Thursday, September 1, 2011

Sea Day

After four days of furious sight-seeing, we were finally rewarded with a day off at sea on our way to Spain.

Juan and I decided to take this opportunity to finally try out the ship's pool.  Unfortunately, the ship's other 4,000 passengers had the same idea.  By the time we made it on deck there wasn't a free lounge chair in sight.

Instead, we hijacked this little hut by the pool and designated it a "Pineda-only" zone.  We left the vicious Val in charge of guarding its borders. 

The Carnival Magic is the largest ship in the Carnival fleet.  It has some rather intense water slides on the top deck.  I tried the twisty yellow one and ended up in traction for two days - definitely not made for forty-year old bones.

After pruning in the pool for several hours, we noticed a couple finally leaving their chairs.  We literally pushed them to the ground so we could claim their prime poolside seats.

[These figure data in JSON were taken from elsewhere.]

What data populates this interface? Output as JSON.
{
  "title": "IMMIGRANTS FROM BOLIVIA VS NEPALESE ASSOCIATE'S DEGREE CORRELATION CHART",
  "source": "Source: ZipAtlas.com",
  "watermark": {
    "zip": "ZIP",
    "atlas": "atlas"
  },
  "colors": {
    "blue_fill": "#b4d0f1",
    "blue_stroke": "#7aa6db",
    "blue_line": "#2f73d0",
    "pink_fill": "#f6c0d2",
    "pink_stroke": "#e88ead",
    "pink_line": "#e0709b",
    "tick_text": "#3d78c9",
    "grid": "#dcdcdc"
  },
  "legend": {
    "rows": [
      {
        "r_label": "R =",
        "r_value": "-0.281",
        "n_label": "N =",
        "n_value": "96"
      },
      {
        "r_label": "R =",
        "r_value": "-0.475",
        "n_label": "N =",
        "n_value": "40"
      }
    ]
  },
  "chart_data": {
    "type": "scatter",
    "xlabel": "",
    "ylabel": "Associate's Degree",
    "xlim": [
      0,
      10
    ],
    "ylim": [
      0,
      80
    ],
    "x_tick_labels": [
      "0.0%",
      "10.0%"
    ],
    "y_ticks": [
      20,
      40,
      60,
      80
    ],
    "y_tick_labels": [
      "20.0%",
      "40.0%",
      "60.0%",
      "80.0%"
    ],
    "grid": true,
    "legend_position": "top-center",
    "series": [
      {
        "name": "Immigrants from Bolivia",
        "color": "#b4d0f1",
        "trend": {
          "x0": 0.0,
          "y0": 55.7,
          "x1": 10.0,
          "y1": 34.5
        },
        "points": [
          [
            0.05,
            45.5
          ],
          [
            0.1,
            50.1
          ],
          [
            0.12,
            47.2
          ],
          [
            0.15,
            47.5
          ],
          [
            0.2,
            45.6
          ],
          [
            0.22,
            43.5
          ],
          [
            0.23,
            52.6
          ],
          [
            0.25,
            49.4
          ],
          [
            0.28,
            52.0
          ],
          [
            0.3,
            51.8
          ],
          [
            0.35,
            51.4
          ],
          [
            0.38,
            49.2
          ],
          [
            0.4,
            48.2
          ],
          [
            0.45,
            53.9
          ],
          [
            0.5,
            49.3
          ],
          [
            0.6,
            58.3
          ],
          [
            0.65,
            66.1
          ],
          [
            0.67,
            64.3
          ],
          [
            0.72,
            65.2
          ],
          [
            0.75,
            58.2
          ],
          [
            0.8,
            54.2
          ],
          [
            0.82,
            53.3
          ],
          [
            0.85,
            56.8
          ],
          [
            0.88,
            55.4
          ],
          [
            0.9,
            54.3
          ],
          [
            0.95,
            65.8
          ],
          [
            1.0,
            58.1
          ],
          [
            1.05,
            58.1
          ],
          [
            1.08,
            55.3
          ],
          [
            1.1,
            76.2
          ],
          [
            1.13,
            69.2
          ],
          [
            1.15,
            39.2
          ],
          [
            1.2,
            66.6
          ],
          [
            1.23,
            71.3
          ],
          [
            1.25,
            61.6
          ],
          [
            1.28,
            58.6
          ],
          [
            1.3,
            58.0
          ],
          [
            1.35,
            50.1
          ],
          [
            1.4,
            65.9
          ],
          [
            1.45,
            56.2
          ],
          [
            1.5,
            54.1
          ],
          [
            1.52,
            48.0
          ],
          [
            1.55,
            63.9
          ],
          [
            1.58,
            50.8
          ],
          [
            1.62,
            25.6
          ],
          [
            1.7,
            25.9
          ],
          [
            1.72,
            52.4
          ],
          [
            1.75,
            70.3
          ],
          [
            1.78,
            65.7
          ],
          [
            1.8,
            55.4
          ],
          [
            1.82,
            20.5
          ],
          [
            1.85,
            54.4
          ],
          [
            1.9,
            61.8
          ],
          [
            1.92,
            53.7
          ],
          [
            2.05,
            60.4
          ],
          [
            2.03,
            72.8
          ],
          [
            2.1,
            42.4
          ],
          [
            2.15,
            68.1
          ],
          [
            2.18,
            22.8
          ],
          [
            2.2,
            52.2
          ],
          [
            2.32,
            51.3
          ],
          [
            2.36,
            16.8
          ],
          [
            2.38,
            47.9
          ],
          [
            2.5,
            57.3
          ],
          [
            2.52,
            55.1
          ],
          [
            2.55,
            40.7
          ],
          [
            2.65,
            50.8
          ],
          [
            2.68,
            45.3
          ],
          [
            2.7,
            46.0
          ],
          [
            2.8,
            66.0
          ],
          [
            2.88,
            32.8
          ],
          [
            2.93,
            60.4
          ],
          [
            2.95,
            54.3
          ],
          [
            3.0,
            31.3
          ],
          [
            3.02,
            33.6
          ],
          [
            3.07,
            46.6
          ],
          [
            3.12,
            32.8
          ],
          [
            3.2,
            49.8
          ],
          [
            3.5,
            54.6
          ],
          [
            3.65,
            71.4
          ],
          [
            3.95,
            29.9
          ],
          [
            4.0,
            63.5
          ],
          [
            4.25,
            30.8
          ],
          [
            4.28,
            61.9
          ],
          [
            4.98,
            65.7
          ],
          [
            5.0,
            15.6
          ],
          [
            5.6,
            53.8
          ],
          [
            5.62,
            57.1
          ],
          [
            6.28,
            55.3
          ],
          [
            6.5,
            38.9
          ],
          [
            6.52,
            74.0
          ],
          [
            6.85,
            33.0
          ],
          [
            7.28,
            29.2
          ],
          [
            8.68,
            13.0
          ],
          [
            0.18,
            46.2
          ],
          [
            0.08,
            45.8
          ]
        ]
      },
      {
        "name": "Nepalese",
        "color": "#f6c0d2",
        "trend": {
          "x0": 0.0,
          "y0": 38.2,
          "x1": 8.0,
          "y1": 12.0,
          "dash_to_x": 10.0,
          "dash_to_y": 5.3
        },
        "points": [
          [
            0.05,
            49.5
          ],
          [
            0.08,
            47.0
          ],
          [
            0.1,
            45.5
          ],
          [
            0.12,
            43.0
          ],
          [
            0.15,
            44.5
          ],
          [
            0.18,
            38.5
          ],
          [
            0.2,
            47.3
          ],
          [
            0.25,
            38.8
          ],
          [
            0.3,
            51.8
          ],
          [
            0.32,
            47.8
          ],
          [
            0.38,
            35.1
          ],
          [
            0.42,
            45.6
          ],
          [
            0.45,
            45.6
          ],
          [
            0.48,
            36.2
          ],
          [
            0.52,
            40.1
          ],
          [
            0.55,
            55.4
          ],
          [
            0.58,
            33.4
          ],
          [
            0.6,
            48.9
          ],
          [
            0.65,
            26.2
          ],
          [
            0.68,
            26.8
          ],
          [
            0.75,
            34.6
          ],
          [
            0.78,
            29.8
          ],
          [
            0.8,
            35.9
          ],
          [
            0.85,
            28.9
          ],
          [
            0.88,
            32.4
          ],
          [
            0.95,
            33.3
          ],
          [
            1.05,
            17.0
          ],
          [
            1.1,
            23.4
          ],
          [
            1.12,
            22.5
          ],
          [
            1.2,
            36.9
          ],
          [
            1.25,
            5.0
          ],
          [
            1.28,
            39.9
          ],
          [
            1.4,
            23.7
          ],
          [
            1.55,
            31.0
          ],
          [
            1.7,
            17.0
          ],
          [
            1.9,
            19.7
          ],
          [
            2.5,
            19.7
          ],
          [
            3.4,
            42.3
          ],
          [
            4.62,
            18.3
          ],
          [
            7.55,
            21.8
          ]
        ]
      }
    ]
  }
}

Trish and I are looking cool in our shades.  So cool, in fact, that we made friends with several of our fellow bathers - including a lovely toddler and her swimming doll (appropriately named "Dolly") and a couple from Westchester who, oddly enough, saw me in The King and I at the Westchester Broadway Theatre.  Small world.

Today's sea day was also designated as our cruise's only formal evening.  So we broke out our fancy duds to strut our stylish selves on the Lido deck.

Juan and Val pose deck side.

Val decides to give us her best Jerseylicious pose, proving once again that age old adage, "You can take the girl out of Jersey, but you can't take the Jersey out of the girl."

Mom and dad looking spiffy.

Here we are, settling in for another delightful dinner in the Northern Lights dining room.  Even without our beloved waiter, Stanimir (his section was full), we somehow found a way to smile through our overwhelming grief.  The bottle of red wine didn't hurt either.

No, this is not a scene from the ship's revival production of Hello Dolly.  It's the wait staff taking a break from their dinner duties to sing us a song.  Sadly, I wasn't able to get a picture of mama Pineda wasted on red wine, standing by the railing and cackling at the top of her lungs while pretending to conduct our embarrassed wait staff (mainly because I was laughing so hard I couldn't keep the camera steady).  But who am I to judge?  I've done way worse things while in a red wine stupor.  Don't ask.

The ladies show off their formal night attire in front of the hideous wall mural in our stairwell.

Aren't we handsome?

OK, fine, we'll take a real picture.

After our post-dinner photo shoot, we put the parents to bed so we could kick up our heals at the ship's casino.

With some red wine in me, I'm getting all riled up playing the slots, Cougarlicious style (pun intended).

Here's tonight's towel animal (and Trish's favorite of the trip).

I almost forgot to mention our Stromboli viewing last night.  No, not the delicious Italian meat-and-chees-filled pie, but the volcanic island (accent on the first syllable: STROM-bo-li).  Remember a few posts ago when I talked about Italy's three active volcanos?  Well, Mt. Stromboli is the third (following Vesuvius and Etna).  We were actually lucky enough to have visited all three on the same trip!  There should be some kind of medal or something for people who've experienced the volcanic threesome.  That sounds dirty.  Anyway, we actually watched Stromboli spew ash and molten lava from its crater.  Very exciting.  Unfortunately, we weren't able to get any pictures because it was already too dark out and we only had my sad little camera - Trish's fancy one having been stolen just hours earlier.  Sad.